Wednesday, December 2, 2009

free advice on how to take a sick day

1) Blowing your nose with paper towels leaves rug burn on your face. Yes Virginia, that is unfortunate.

2) It is preferable to clean up the 976 discarded tissues and paper towels off the coffee table before your roommate gets home. Especially clear the apartment of all evidence you ate the last of her good (slightly old) Halloween candy.

3) Remember you have to write a paper and it is due at 5 pm. Remember all day on a regular basis but don’t start it. It’s more important that you explore the depths of stumbleupon.com. Subsequently make banana bread from scratch (please take all proper precautions from the almost certain amalgamation of snot and batter).

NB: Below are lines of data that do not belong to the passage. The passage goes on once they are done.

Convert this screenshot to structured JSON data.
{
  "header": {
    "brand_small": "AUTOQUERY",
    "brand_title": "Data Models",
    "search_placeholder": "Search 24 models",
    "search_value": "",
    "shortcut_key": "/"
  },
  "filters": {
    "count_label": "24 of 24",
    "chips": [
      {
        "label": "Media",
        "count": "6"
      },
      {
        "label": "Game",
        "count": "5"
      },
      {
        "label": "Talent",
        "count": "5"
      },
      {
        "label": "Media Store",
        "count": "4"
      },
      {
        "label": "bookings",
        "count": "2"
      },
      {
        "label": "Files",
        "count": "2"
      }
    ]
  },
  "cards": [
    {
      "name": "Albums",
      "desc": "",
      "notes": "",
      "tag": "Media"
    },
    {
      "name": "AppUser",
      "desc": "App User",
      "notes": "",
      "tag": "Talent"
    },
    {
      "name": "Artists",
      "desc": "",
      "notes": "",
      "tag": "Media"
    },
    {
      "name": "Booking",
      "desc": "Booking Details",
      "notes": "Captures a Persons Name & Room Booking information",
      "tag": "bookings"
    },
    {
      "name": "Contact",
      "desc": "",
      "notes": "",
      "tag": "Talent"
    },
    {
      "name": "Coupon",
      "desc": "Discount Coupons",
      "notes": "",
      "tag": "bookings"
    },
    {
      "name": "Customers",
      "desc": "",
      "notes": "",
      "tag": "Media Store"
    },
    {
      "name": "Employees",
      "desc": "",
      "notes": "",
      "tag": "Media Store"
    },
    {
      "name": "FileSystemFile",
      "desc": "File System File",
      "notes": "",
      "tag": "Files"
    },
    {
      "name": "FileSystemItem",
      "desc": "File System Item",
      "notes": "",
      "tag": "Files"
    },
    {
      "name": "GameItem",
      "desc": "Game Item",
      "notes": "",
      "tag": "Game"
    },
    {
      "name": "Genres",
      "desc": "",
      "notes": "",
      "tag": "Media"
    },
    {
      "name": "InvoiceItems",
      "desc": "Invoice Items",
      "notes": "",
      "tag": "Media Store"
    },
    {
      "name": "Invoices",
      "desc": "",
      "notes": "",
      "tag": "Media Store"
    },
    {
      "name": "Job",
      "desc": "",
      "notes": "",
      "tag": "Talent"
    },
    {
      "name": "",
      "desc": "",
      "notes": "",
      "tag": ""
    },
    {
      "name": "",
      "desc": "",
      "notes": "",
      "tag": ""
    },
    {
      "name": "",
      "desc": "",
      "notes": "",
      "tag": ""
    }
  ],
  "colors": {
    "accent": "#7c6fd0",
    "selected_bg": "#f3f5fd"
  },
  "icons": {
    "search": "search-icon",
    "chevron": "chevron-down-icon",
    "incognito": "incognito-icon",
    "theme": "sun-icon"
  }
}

4) Wonder how it’s possible you have generated so much mucous in such a short time and survived. No, really.

5) Talk to two friends via gmail chat and one via text message while making banana bread and keeping your hands clean.

6) Are you properly stressed over not writing your assignment? Good, because it’s almost 5pm.

7) Remember you stayed home today because you are sick, lick the batter bowl, and lay your aching feverish body back on the couch. Contemplate whose suave idea it was to make banana bread in the first place when you’re fairly sure eating is going to be futile.

8) Whine and moan for the benefit of the cats that might be questioning your permanent residence on the couch. Push them off if they try to join you. God, annoying. No one can pet two cats and fret over finding the end of the internet.

9) It’s 7 pm, have a cup of coffee while the morning’s dose of prednisone starts to really kick in, find the energy to get on your bike trainer for 45 minutes and completely overdo it.

10) Quit talking to your neighbor about nothing and *get in the shower*.

11) Somehow become so engrossed in lolling around that 10pm just blindsided you, your paper is five hours late. Commence paper writing.

12) Realize Nyquil makes writing in your native tongue virtually impossible.

13) Realize you have rugburn on your face. Let this provide fodder for imminent blog posting. No, it’s cool, paper is like – 2/3rds finished.